Generally, this is the sorting function we recommend for Futhark programs, but be careful about negative integers (use radix_sort_int) and floating-point numbers (use radix_sort_float). If you need a comparison-based sort, consider merge_sort.

Synopsis

val radix_sort [n] 't : (num_bits: i32) -> (get_bit: i32 -> t -> i32) -> (xs: [n]t) -> [n]t
val with_indices [n] 'a : (xs: [n]a) -> [n](a, i64)
val radix_sort_by_key [n] 't 'k : (key: t -> k) -> (num_bits: i32) -> (get_bit: i32 -> k -> i32) -> (xs: [n]t) -> [n]t
val radix_sort_int [n] 't : (num_bits: i32) -> (get_bit: i32 -> t -> i32) -> (xs: [n]t) -> [n]t
val radix_sort_int_by_key [n] 't 'k : (key: t -> k) -> (num_bits: i32) -> (get_bit: i32 -> k -> i32) -> (xs: [n]t) -> [n]t
val radix_sort_float [n] 't : (num_bits: i32) -> (get_bit: i32 -> t -> i32) -> (xs: [n]t) -> [n]t
val radix_sort_float_by_key [n] 't 'k : (key: t -> k) -> (num_bits: i32) -> (get_bit: i32 -> k -> i32) -> (xs: [n]t) -> [n]t
val blocked_radix_sort [n] 't : (block: i16) -> (num_bits: i32) -> (get_bit: i32 -> t -> i32) -> (xs: [n]t) -> [n]t
val blocked_radix_sort_by_key [n] 't 'k : (block: i16) -> (key: t -> k) -> (num_bits: i32) -> (get_bit: i32 -> k -> i32) -> (xs: [n]t) -> [n]t
val blocked_radix_sort_int [n] 't : (block: i16) -> (num_bits: i32) -> (get_bit: i32 -> t -> i32) -> (xs: [n]t) -> [n]t
val blocked_radix_sort_int_by_key [n] 't 'k : (block: i16) -> (key: t -> k) -> (num_bits: i32) -> (get_bit: i32 -> k -> i32) -> (xs: [n]t) -> [n]t
val blocked_radix_sort_float [n] 't : (block: i16) -> (num_bits: i32) -> (get_bit: i32 -> t -> i32) -> (xs: [n]t) -> [n]t
val blocked_radix_sort_float_by_key [n] 't 'k : (block: i16) -> (key: t -> k) -> (num_bits: i32) -> (get_bit: i32 -> k -> i32) -> (xs: [n]t) -> [n]t

Description

val radix_sort [n] 't: (num_bits: i32) -> (get_bit: i32 -> t -> i32) -> (xs: [n]t) -> [n]t

The num_bits and get_bit arguments can be taken from one of the numeric modules of module type integral or float, such as i32 or f64. However, if you know that the input array only uses lower-order bits (say, if all integers are less than 100), then you can profitably pass a smaller num_bits value to reduce the number of sequential iterations.

Warning: while radix sort can be used with numbers, the bitwise representation of of both integers and floats means that negative numbers are sorted as greater than non-negative.

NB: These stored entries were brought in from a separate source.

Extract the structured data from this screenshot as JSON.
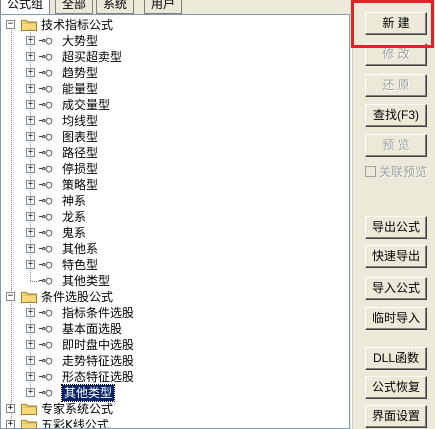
{
  "tabs": [
    {
      "label": "公式组"
    },
    {
      "label": "全部"
    },
    {
      "label": "系统"
    },
    {
      "label": "用户"
    }
  ],
  "tree": {
    "group1": {
      "label": "技术指标公式",
      "items": [
        "大势型",
        "超买超卖型",
        "趋势型",
        "能量型",
        "成交量型",
        "均线型",
        "图表型",
        "路径型",
        "停损型",
        "策略型",
        "神系",
        "龙系",
        "鬼系",
        "其他系",
        "特色型",
        "其他类型"
      ]
    },
    "group2": {
      "label": "条件选股公式",
      "items": [
        "指标条件选股",
        "基本面选股",
        "即时盘中选股",
        "走势特征选股",
        "形态特征选股",
        "其他类型"
      ]
    },
    "group3": {
      "label": "专家系统公式"
    },
    "group4": {
      "label": "五彩K线公式"
    }
  },
  "buttons": {
    "new": "新 建",
    "modify": "修 改",
    "restore": "还 原",
    "find": "查找(F3)",
    "preview": "预 览",
    "linked_preview": "关联预览",
    "export": "导出公式",
    "quick_export": "快速导出",
    "import": "导入公式",
    "temp_import": "临时导入",
    "dll": "DLL函数",
    "recover": "公式恢复",
    "ui_settings": "界面设置"
  },
  "colors": {
    "highlight_box": "#e8202a",
    "selection": "#0a246a"
  }
}
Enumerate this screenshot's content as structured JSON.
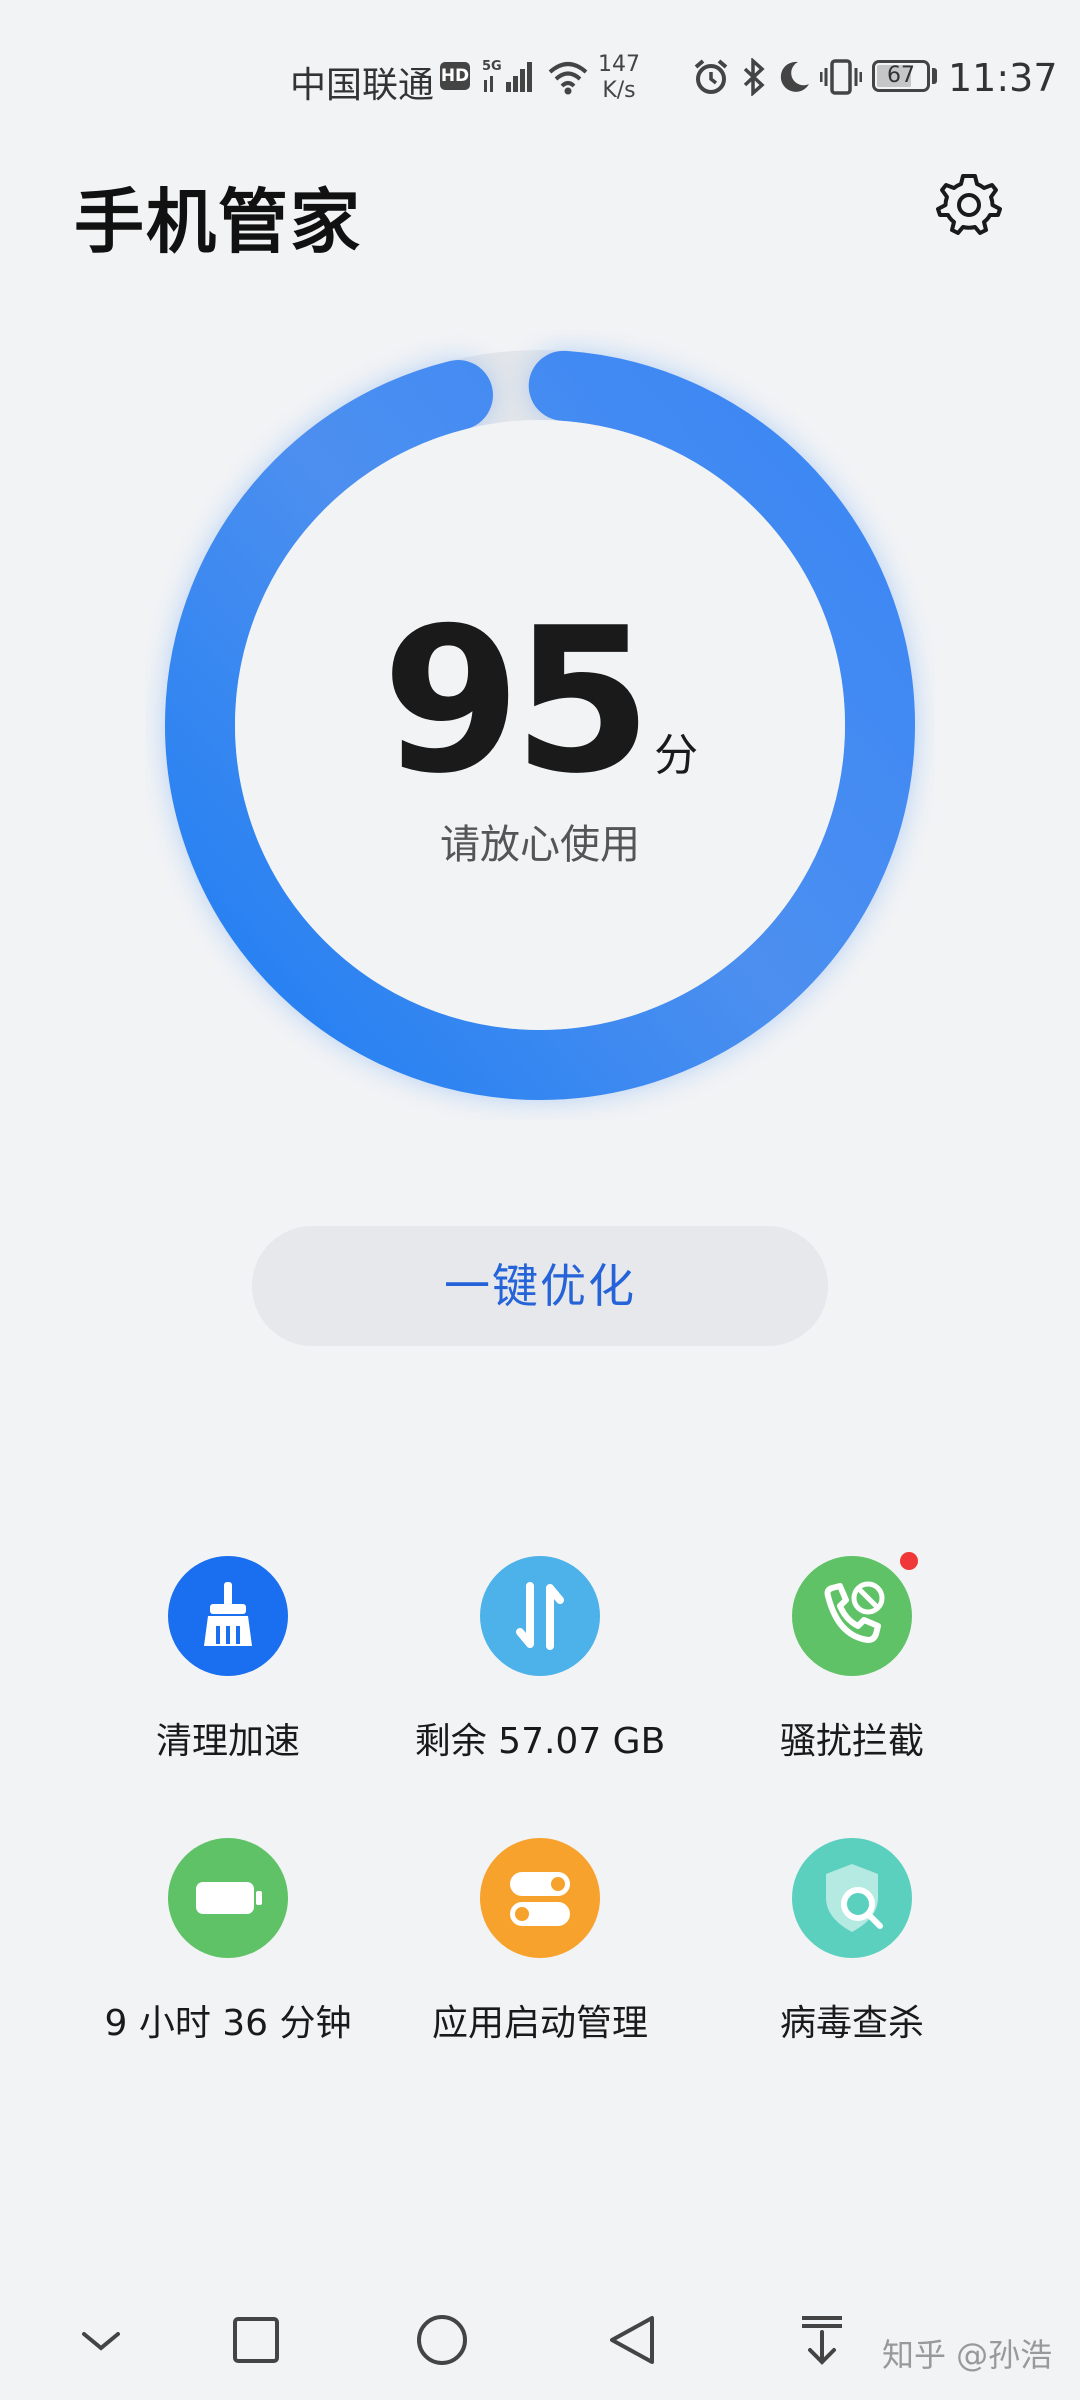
{
  "status_bar": {
    "carrier": "中国联通",
    "hd": "HD",
    "network": "5G",
    "speed_value": "147",
    "speed_unit": "K/s",
    "battery": "67",
    "time": "11:37",
    "icons": [
      "alarm-icon",
      "bluetooth-icon",
      "moon-icon",
      "vibrate-icon"
    ]
  },
  "header": {
    "title": "手机管家",
    "settings_icon": "gear-icon"
  },
  "score": {
    "value": "95",
    "unit": "分",
    "subtitle": "请放心使用",
    "progress": 0.95,
    "color": "#3d8bfa"
  },
  "optimize_button": {
    "label": "一键优化",
    "color": "#2563d9"
  },
  "tools": [
    {
      "label": "清理加速",
      "icon": "broom-icon",
      "color": "#1a6ef0"
    },
    {
      "label": "剩余 57.07 GB",
      "icon": "transfer-arrows-icon",
      "color": "#4db1ea"
    },
    {
      "label": "骚扰拦截",
      "icon": "blocked-call-icon",
      "color": "#5fc266",
      "badge": true
    },
    {
      "label": "9 小时 36 分钟",
      "icon": "battery-icon",
      "color": "#5fc266"
    },
    {
      "label": "应用启动管理",
      "icon": "toggle-icon",
      "color": "#f7a22c"
    },
    {
      "label": "病毒查杀",
      "icon": "shield-search-icon",
      "color": "#5bd0be"
    }
  ],
  "nav_bar": {
    "buttons": [
      "chevron-down-icon",
      "recents-icon",
      "home-icon",
      "back-icon",
      "download-icon"
    ]
  },
  "watermark": "知乎 @孙浩"
}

Negative floats are further sorted according to their absolute value. For example, radix-sorting [-2.0, -1.0, 0.0, 1.0, 2.0] will produce [0.0, 1.0, 2.0, -1.0, -2.0]. Use radix_sort_int and radix_sort_float in the (likely) cases that this is not what you want.

val with_indices [n] 'a: (xs: [n]a) -> [n](a, i64)
val radix_sort_by_key [n] 't 'k: (key: t -> k) -> (num_bits: i32) -> (get_bit: i32 -> k -> i32) -> (xs: [n]t) -> [n]t

Like radix_sort, but sort based on key function.

val radix_sort_int [n] 't: (num_bits: i32) -> (get_bit: i32 -> t -> i32) -> (xs: [n]t) -> [n]t

A thin wrapper around radix_sort that ensures negative integers are sorted as expected. Simply pass the usual num_bits and get_bit definitions from e.g. i32.

val radix_sort_int_by_key [n] 't 'k: (key: t -> k) -> (num_bits: i32) -> (get_bit: i32 -> k -> i32) -> (xs: [n]t) -> [n]t

Like radix_sort_int, but sort based on key function.

val radix_sort_float [n] 't: (num_bits: i32) -> (get_bit: i32 -> t -> i32) -> (xs: [n]t) -> [n]t

A thin wrapper around radix_sort that ensures floats are sorted as expected. Simply pass the usual num_bits and get_bit definitions from f32 and f64.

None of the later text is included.